The Pregnancy Exposome: Multiple Environmental Exposures in the INMA-Sabadell Birth Cohort

O Robinson, X Basagaña, L Agier, M de Castro, C Hernandez-Ferrer, JR Gonzalez, JO Grimalt, M Nieuwenhuijsen, J Sunyer, R Slama, M Vrijheid

July, 2015 | Environmental Science & Technology

The exposome is defined as the totality of human environmental exposures from conception onward, complementing the genom and its holistic approach may advance understanding of disease etiology. We aimed to describe the correlation structure of the exposome during pregnancy to better understand the relationships between and within families of exposure and to develop analytical tools appropriate to exposome data. Estimates on 81 environmental exposures of current health concern were obtained for 728 women enrolled in The INMA (INfancia y Medio Ambiente) birth cohort, in Sabadell, Spain, using biomonitoring, geospatial modeling, remote sensors, and questionnaires. Pair-wise Pearson's and polychoric correlations were calculated and principal components were derived. The median absolute correlation across all exposures was 0.06 (5th-95th centiles, 0.01-0.54). There were strong levels of correlation within families of exposure (median = 0.45, 5th-95th centiles, 0.07-0.85). Nine exposures (11%) had a correlation higher than 0.5 with at least one exposure outside their exposure family. Effectively all the variance in the data set (99.5%) was explained by 40 principal components. Future exposome studies should interpret exposure effects in light of their correlations to other exposures. The weak to moderate correlation observed between exposure families will permit adjustment for confounding in future exposome studies.

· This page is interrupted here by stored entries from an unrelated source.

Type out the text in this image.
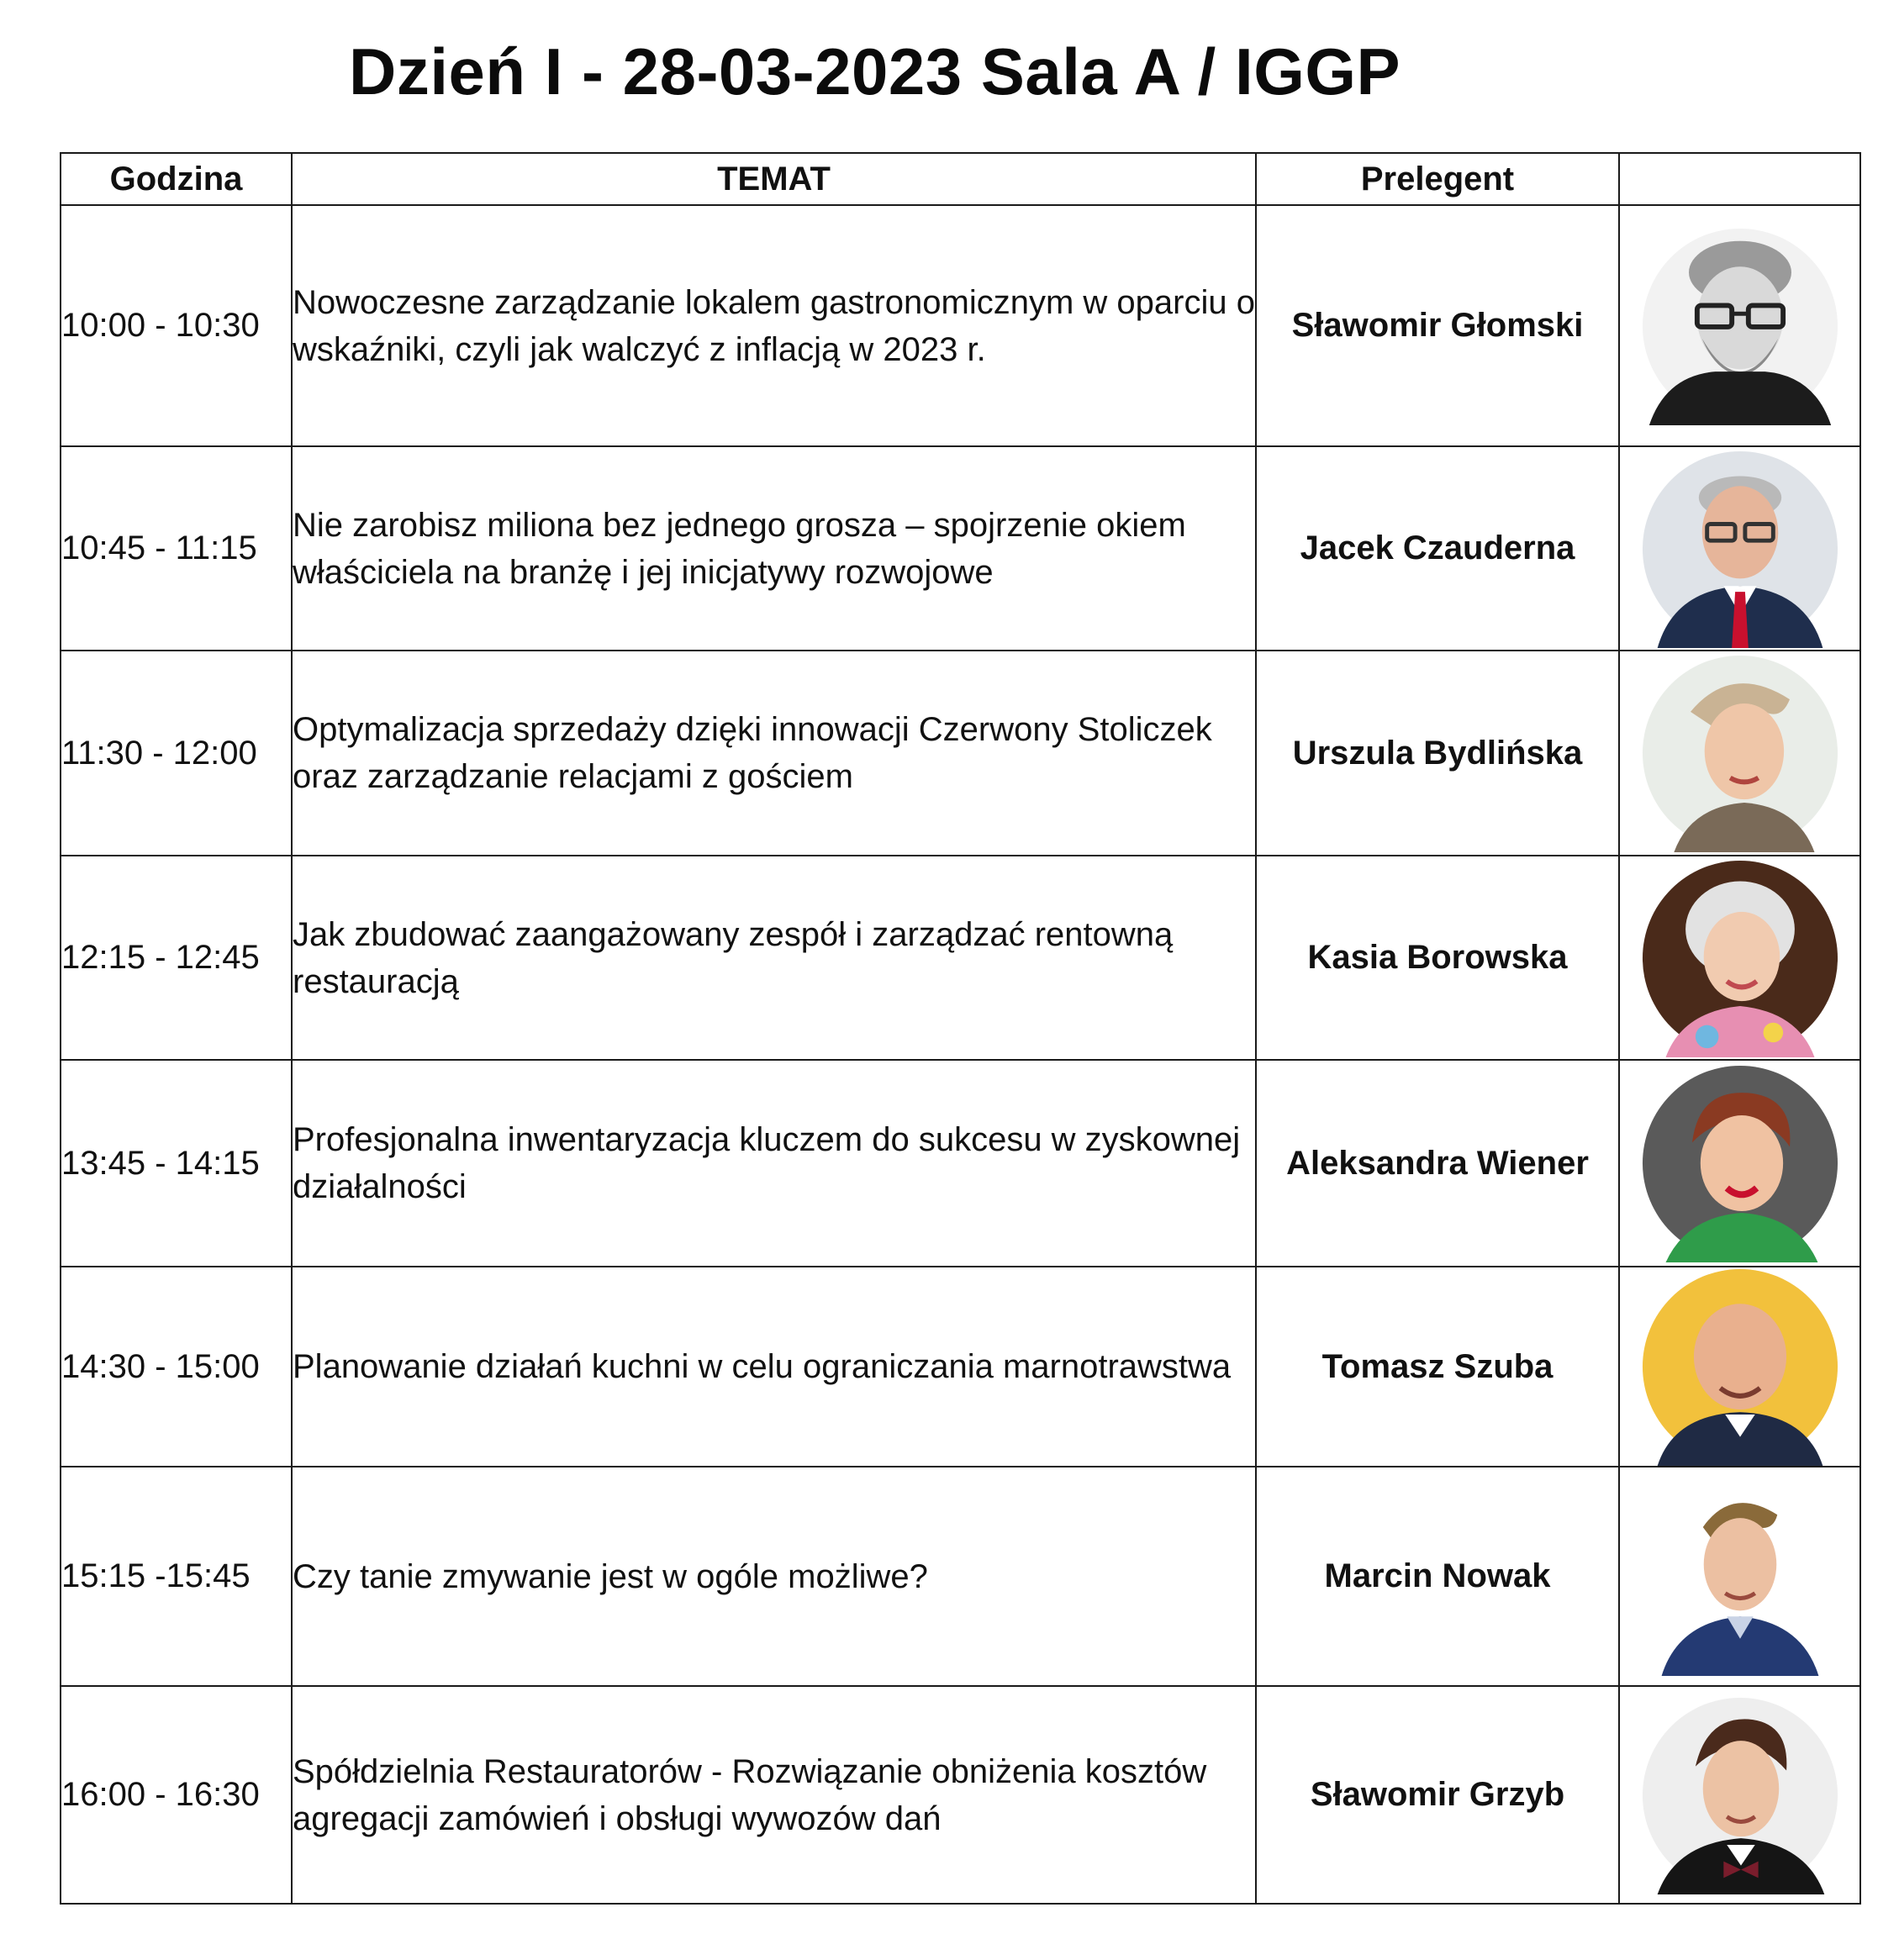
Dzień I - 28-03-2023 Sala A / IGGP
Godzina	TEMAT	Prelegent	
10:00 - 10:30	Nowoczesne zarządzanie lokalem gastronomicznym w oparciu o wskaźniki, czyli jak walczyć z inflacją w 2023 r.	Sławomir Głomski	

10:45 - 11:15	Nie zarobisz miliona bez jednego grosza – spojrzenie okiem właściciela na branżę i jej inicjatywy rozwojowe	Jacek Czauderna	

11:30 - 12:00	Optymalizacja sprzedaży dzięki innowacji Czerwony Stoliczek oraz zarządzanie relacjami z gościem	Urszula Bydlińska	

12:15 - 12:45	Jak zbudować zaangażowany zespół i zarządzać rentowną restauracją	Kasia Borowska	

13:45 - 14:15	Profesjonalna inwentaryzacja kluczem do sukcesu w zyskownej działalności	Aleksandra Wiener	

14:30 - 15:00	Planowanie działań kuchni w celu ograniczania marnotrawstwa	Tomasz Szuba	

15:15 -15:45	Czy tanie zmywanie jest w ogóle możliwe?	Marcin Nowak	

16:00 - 16:30	Spółdzielnia Restauratorów - Rozwiązanie obniżenia kosztów agregacji zamówień i obsługi wywozów dań	Sławomir Grzyb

affy2sv: an R package to pre-process Affymetrix CytoScan HD and 750K arrays for SNP, CNV, inversion and mosaicism calling

C Hernandez-Ferrer, I Quintela Garcia, K Danielski, A Carracedo, LA Perez-Jurado, JR Gonzalez

May, 2015 | BMC Bioinformatics

The well-known Genome-Wide Association Studies (GWAS) had led to many scientific discoveries using SNP data. Even so, they were not able to explain the full heritability of complex diseases. Now, other structural variants like copy number variants or DNA inversions, either germ-line or in mosaicism events, are being studies. We present the R package affy2sv to pre-process Affymetrix CytoScan HD/750k array (also for Genome-Wide SNP 5.0/6.0 and Axiom) in structural variant studies.